Was Vettel Mut macht ist, dass er keine zwei Siege hinter WM-Leader Nico Rosberg liegt, aber schon zwei Ausfälle zu verzeichnen hatte. Wenn in Bahrain nicht die Defekthexe und in Sotschi nicht ein Daniil Kwjat außer Rand und Band zugeschlagen hätten, dann - so glaubt er - würde niemand eine Krise heraufbeschwören "Ich muss kein Genie sein und ich war auch nie besonders gut in Mathe, aber ich kann mir ausrechnen, wo wir dann wären", erklärt Vettel und stellt sich hinter Ferrari, wenn er bekennt: "Ich glaube, dass wir das Ruder herumreißen können."
Gelingt das auch dank eines neuen Turboladers schon beim Kanada-Grand-Prix?
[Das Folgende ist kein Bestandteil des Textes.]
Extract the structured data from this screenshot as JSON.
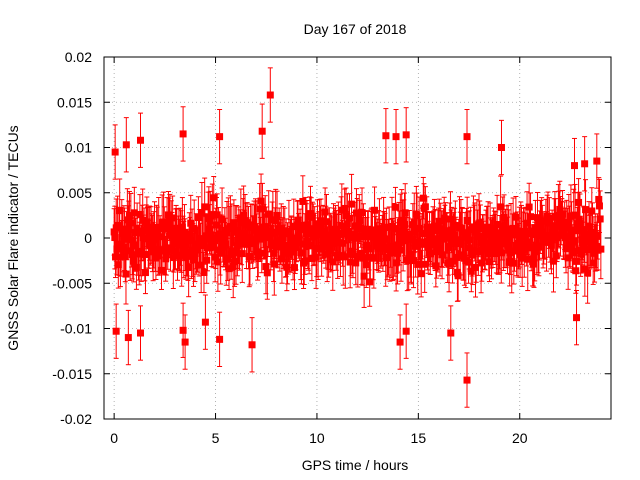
{
  "chart_data": {
    "type": "scatter",
    "title": "Day 167 of 2018",
    "xlabel": "GPS time / hours",
    "ylabel": "GNSS Solar Flare indicator / TECUs",
    "xlim": [
      -0.5,
      24.5
    ],
    "ylim": [
      -0.02,
      0.02
    ],
    "x_ticks": [
      0,
      5,
      10,
      15,
      20
    ],
    "x_tick_labels": [
      "0",
      "5",
      "10",
      "15",
      "20"
    ],
    "y_ticks": [
      -0.02,
      -0.015,
      -0.01,
      -0.005,
      0,
      0.005,
      0.01,
      0.015,
      0.02
    ],
    "y_tick_labels": [
      "-0.02",
      "-0.015",
      "-0.01",
      "-0.005",
      "0",
      "0.005",
      "0.01",
      "0.015",
      "0.02"
    ],
    "grid": true,
    "marker_color": "#ff0000",
    "series": [
      {
        "name": "indicator",
        "style": "points with error bars",
        "x_start": 0,
        "x_end": 24,
        "n_points": 700,
        "typical_spread": 0.0032,
        "typical_error": 0.0028,
        "points": [
          {
            "x": 0.05,
            "y": 0.0095,
            "err": 0.003
          },
          {
            "x": 0.1,
            "y": -0.0103,
            "err": 0.003
          },
          {
            "x": 0.6,
            "y": 0.0103,
            "err": 0.003
          },
          {
            "x": 0.7,
            "y": -0.011,
            "err": 0.003
          },
          {
            "x": 1.3,
            "y": 0.0108,
            "err": 0.003
          },
          {
            "x": 1.3,
            "y": -0.0105,
            "err": 0.003
          },
          {
            "x": 3.4,
            "y": 0.0115,
            "err": 0.003
          },
          {
            "x": 3.4,
            "y": -0.0102,
            "err": 0.003
          },
          {
            "x": 3.5,
            "y": -0.0115,
            "err": 0.003
          },
          {
            "x": 4.5,
            "y": -0.0093,
            "err": 0.003
          },
          {
            "x": 5.2,
            "y": 0.0112,
            "err": 0.003
          },
          {
            "x": 5.2,
            "y": -0.0112,
            "err": 0.003
          },
          {
            "x": 6.8,
            "y": -0.0118,
            "err": 0.003
          },
          {
            "x": 7.3,
            "y": 0.0118,
            "err": 0.003
          },
          {
            "x": 7.7,
            "y": 0.0158,
            "err": 0.003
          },
          {
            "x": 13.4,
            "y": 0.0113,
            "err": 0.003
          },
          {
            "x": 13.9,
            "y": 0.0112,
            "err": 0.003
          },
          {
            "x": 14.1,
            "y": -0.0115,
            "err": 0.003
          },
          {
            "x": 14.4,
            "y": 0.0114,
            "err": 0.003
          },
          {
            "x": 14.4,
            "y": -0.0103,
            "err": 0.003
          },
          {
            "x": 16.6,
            "y": -0.0105,
            "err": 0.003
          },
          {
            "x": 17.4,
            "y": 0.0112,
            "err": 0.003
          },
          {
            "x": 17.4,
            "y": -0.0157,
            "err": 0.003
          },
          {
            "x": 19.1,
            "y": 0.01,
            "err": 0.003
          },
          {
            "x": 22.7,
            "y": 0.008,
            "err": 0.003
          },
          {
            "x": 22.8,
            "y": -0.0088,
            "err": 0.003
          },
          {
            "x": 23.2,
            "y": 0.0082,
            "err": 0.003
          },
          {
            "x": 23.8,
            "y": 0.0085,
            "err": 0.003
          }
        ]
      }
    ]
  }
}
Vettel schielt doch auf Red Bull, das erstmals in beiden Autos auf den überarbeiteten Renault-Antrieb setzt: "Es kommt auch darauf an, was andere in petto haben, aber die Teile haben das Potenzial, uns in eine bessere Ausgangsposition zu bringen." Außerdem sei es auf dem Asphalt des Circuit Gilles Villeneuve schwierig, die Reifen auf Temperatur zu bringen, was schon in Monaco Problem war. Mischungen wie Pirellis Ultrasoft machten es aber auch knifflig, mit den Pneus über die Distanz zu kommen.
Ein von den Updates trotzdem überzeugter Vettel rechnet in den kommenden Monaten ohnehin mit Überraschungen: "Ich habe bereits im vergangenen Jahr geglaubt, den Titel gewinnen zu können. Aber wir fahren keine Rennen auf dem Papier. Wir bleiben nicht zu Hause und wissen im Februar, wer Weltmeister wird."